Bon, peut-être juste après la littérature. Mais la littérature c'est un peu différent, c'est mon art à moi. J'ai une relation intime avec l'écriture que je n'ai pas avec la danse. La danse est mon corps étranger préféré.
L'important est le mot corps. La danse est radicalement, toujours, un corps. Un, deux, trois, quatre, dix, quinze corps. Pour une cérébrale de mon espèce, il y a une fascination à approcher tout ce qui s'exprime par le corps.
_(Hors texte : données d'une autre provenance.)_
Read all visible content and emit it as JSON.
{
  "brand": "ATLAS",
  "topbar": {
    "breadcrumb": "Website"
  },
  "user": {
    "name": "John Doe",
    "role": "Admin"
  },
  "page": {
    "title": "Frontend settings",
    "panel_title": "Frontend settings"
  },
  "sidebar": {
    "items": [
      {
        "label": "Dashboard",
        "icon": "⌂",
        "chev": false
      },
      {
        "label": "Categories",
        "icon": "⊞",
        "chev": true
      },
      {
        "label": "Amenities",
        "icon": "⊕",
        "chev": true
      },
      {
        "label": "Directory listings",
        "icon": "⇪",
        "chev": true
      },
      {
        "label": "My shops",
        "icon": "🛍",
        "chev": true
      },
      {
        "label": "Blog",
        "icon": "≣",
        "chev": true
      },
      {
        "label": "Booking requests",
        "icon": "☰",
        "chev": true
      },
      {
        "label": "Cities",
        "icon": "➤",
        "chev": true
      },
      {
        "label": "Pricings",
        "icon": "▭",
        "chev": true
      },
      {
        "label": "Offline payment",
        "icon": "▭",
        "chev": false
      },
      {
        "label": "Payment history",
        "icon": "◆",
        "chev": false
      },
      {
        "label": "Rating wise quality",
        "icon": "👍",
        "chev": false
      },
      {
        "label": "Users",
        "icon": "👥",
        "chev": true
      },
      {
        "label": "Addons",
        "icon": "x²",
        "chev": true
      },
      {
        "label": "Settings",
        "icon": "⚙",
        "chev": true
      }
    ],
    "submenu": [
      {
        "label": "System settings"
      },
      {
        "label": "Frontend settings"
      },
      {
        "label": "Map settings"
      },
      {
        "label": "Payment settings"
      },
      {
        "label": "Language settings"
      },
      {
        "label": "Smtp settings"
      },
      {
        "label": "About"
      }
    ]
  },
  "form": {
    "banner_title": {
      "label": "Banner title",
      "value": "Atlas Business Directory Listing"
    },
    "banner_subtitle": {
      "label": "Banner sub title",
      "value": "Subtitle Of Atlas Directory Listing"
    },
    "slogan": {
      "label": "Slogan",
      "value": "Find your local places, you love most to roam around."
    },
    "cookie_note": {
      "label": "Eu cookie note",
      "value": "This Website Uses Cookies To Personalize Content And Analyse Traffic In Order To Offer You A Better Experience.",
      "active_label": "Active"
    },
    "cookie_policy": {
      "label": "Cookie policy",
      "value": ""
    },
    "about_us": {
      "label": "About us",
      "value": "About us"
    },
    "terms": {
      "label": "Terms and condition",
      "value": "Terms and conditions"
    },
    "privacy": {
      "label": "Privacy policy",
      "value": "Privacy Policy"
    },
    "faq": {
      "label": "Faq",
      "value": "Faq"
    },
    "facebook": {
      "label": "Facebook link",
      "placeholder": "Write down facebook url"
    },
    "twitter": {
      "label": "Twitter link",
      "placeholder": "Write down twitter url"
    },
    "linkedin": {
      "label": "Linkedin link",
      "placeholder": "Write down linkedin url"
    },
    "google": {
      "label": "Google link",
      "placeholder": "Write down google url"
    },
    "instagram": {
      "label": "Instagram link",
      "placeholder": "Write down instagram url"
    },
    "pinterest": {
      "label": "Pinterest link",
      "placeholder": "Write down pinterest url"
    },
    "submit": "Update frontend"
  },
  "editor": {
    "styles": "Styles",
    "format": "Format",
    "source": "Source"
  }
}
J'ai parfois dit que la danse contemporaine est aux arts de la scène ce que la poésie est à la littérature. Je parlais, en fait, d'un certain rapport à l'inconscient. C'est ce qui est si confrontant pour tous ceux qui cherchent à comprendre puisque l'univers qui est déployé a souvent peu à voir avec la rationalité. En poésie, les mots choisis et les images s'adressent à une compréhension plus instinctive ou sensorielle du monde qu'à une analyse rationnelle. En danse, le mouvement travaille sur les mêmes zones d'attache au réel. Des zones souvent laissées dans l'ombre.
Quand Viriginie Brunelle explique comment elle en vient, avec ses interprètes, à ces corps aux postures disloquées, elle met en lumière tout ce qui est caché dans notre propre rapport au corps. En cherchant, à exprimer les émotions et les impressions dans le corps, à assumer les douleurs dans le corps, ils en viennent à des postures qui ne ressemblent pas à notre vie quotidienne. C'est ce qui peut être si troublant si on laisse la danse venir à notre rencontre.
On entend souvent dire que le corps ne ment pas, mais en fait nous mentons quotidiennement par notre corps. Nous savons tout à fait comment maintenir notre démarche normale, une posture admissible, une ouverture (ou non) aux autres, en fonction des contextes. Le corps est notre première vitrine, il ment nécessairement. Ou nous mentons à travers lui.
Les corps disloqués de Virginie Brunelle, c'est aussi votre corps que vous rêvez évaché après un trop copieux souper, lourd de conversations futiles. Un corps qui, s'il s'écoutait, s'écraserait au plancher dans son sentiment d'inutilité. C'est le corps coupé en deux par une douleur d'orgueil ou d'amour (ou les deux). C'est le corps propulsé, littéralement, par le désir. C'est le corps replié, repoussé, croche, boiteux. C'est le corps qui s'écoute dans ses manques, ses failles et ses dérèglements.
Frédérick Gravel parle dans ce documentaire de l'aspect politique de la danse. En bonne politologue, j'estime que le politique est partout, en tout cas dans toute prise de parole publique, je suis donc d'accord. Je dirais encore plus franchement que la danse contemporaine pose souvent les rapports de force au coeur de ses préoccupations. Les extraits des duos que vous pouvez voir sur le site du documentaire l'illustrent bien. Dans le choc de deux corps, la danse évoque des images beaucoup plus globales d'une tension entre deux individualités ou deux groupes qui ne peuvent jamais faire abstraction du pouvoir dans le déséquilibre qui les réunit.
La variable du corps entraîne aussi des questions sur l'intimité. Au-delà de la nudité qui fait souvent la manchette, la danse nous projette dans un rapport au corps qui nous déstabilise. Nous ne pouvons envisager une telle proximité, souvent sensuelle, sans la sexualiser. La danse nous confronte à un corps qui, même lorsqu'il est nu, parle d'autre chose que de lui comme corps utilitaire au plaisir ou comme corps vecteur de fantasme.
La danse nous renvoie à notre propre corps. En soi, c'est une expérience troublante. Elle nous renvoie aussi à des strates d'émotions qui se disent mal (ou pas du tout). À des tabous, à des pulsions inconscientes, à des silences. Elle parle à quelque chose qui sommeille en nous: comme un spasme, comme un vertige, comme un coup de sang.